Signal epilogue completion, freeing stage for MMA reuse.

producer

def producer[origin: MutOrigin, //](ref[opc] self) -> OutputProducer[origin, opc]

Get producer view for MMA warp.

Returns:

OutputProducer[origin, opc]

consumer

def consumer[origin: MutOrigin, //](ref[opc] self) -> OutputConsumer[origin, opc]

Get consumer view for epilogue warp.

Returns:

OutputConsumer[origin, opc]

acquire_mma_linear

def acquire_mma_linear[origin: MutOrigin, //](ref[opc] self) -> MmaStage[origin, opc]

Acquire a stage for MMA using linear types.

Waits for the epilogue to free the current stage, then returns a linear type handle that MUST be released (compiler-enforced).

Usage: var stage = output_pipeline.acquire_mma_linear() mma_op.mma(a_tile, b_tile, stage.tmem_offset()) mma_op.commit(stage.mbar()) stage^.release() # Signals mma_arrive and advances

Returns:

MmaStage[origin, opc]: An MmaStage handle that must be released.

acquire_epilogue_linear

def acquire_epilogue_linear[origin: MutOrigin, //](ref[opc] self) -> EpilogueStage[origin, opc]

Acquire a stage for epilogue using linear types.

Waits for MMA to complete the current stage, then returns a linear type handle that MUST be released (compiler-enforced).

Usage: var stage = output_pipeline.acquire_epilogue_linear() process_tmem(stage.tmem()) stage^.release() # Advances to next stage

Returns:

EpilogueStage[origin, opc]: An EpilogueStage handle that must be released.

get_pipeline

def get_pipeline(self) -> Self.Pipeline

Get underlying pipeline (used during barrier initialization).

Returns:

Self.Pipeline

per_k

def per_k[origin: MutOrigin, //](ref[opc] self) -> OutputKPipeline[origin, opc]

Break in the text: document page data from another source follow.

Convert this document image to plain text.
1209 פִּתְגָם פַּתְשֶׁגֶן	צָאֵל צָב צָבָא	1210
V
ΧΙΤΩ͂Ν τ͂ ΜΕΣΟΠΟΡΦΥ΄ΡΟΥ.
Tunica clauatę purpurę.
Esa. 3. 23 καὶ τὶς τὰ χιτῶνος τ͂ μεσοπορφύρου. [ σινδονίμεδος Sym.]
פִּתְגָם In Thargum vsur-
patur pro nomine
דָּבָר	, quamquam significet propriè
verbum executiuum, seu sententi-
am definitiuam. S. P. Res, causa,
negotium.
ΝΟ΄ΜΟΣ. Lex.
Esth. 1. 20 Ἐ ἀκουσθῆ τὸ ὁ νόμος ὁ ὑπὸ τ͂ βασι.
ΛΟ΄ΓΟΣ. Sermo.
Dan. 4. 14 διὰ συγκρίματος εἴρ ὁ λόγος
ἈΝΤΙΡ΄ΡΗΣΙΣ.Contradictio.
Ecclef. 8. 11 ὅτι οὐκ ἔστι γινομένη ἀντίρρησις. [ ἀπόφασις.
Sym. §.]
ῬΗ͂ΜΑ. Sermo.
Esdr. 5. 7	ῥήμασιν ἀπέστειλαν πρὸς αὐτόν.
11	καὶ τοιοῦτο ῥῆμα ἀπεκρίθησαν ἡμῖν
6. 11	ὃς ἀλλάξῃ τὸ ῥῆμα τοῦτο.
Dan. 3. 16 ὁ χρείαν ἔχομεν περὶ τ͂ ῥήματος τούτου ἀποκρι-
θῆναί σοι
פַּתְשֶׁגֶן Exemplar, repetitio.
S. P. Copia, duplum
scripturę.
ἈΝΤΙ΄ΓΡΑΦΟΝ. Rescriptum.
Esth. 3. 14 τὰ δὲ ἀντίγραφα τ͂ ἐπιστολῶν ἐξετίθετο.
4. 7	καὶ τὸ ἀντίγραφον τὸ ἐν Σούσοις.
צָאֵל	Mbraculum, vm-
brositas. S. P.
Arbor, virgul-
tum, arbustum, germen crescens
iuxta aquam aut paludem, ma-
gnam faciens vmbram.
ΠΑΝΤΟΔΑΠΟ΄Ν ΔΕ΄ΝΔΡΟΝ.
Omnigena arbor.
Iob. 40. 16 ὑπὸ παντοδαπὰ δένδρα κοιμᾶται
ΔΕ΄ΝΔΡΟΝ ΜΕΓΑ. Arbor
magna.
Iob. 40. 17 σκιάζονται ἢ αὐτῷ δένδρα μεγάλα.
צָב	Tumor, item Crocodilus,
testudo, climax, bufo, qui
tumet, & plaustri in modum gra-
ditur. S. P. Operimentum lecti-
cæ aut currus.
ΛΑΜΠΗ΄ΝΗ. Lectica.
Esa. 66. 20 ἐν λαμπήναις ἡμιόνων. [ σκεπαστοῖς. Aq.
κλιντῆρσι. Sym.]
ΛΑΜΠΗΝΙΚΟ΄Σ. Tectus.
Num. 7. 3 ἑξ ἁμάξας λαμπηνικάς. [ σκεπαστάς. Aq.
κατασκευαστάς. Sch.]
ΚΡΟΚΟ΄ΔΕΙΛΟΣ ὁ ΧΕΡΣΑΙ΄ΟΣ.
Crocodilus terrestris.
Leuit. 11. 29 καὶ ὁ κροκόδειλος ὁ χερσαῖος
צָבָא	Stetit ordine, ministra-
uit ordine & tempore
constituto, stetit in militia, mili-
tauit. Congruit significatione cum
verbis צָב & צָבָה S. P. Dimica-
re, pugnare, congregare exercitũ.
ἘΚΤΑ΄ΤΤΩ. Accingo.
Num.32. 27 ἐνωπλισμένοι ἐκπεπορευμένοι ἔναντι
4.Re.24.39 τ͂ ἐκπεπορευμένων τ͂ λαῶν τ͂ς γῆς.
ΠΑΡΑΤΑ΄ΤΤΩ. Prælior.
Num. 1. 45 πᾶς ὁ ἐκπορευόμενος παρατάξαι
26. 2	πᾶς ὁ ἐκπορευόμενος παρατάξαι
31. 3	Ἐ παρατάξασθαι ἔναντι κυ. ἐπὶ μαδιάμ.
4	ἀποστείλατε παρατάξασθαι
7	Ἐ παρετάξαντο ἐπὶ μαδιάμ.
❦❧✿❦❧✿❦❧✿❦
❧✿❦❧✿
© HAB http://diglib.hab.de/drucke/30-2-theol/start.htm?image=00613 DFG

Get per-K-iteration view for kernels with per-K signaling.

Unlike producer()/consumer() which signal once per tile (after all K iterations), this view signals after each K iteration. Use for kernels with per-K accumulation patterns (e.g., blockwise FP8).

Returns:

OutputKPipeline[origin, opc]: OutputKPipeline view that provides produce()/consume() context managers for per-K-iteration barrier signaling.

per_k_epilogue

def per_k_epilogue[output_origin: MutOrigin, input_origin: MutOrigin, num_input_stages: Int](ref[opc] self, ref[output_origin] input_pipeline: ProducerConsumerPipeline[num_input_stages]) -> EpilogueKContext[output_origin, input_origin, opc, num_input_stages]

Get combined per-K epilogue context for blockwise FP8.

Bundles output pipeline (MMA->Epilogue sync) and input pipeline (A-scales consumption) into a single context manager.

Example: for k_iter in range(num_iters): with output_pipeline.per_k_epilogue(input_pipeline) as stage: accum.promote(stage, ...) # Both pipelines signaled automatically

Args:

Returns:

EpilogueKContext[output_origin, input_origin, opc, num_input_stages]: EpilogueKContext context manager that handles both pipelines.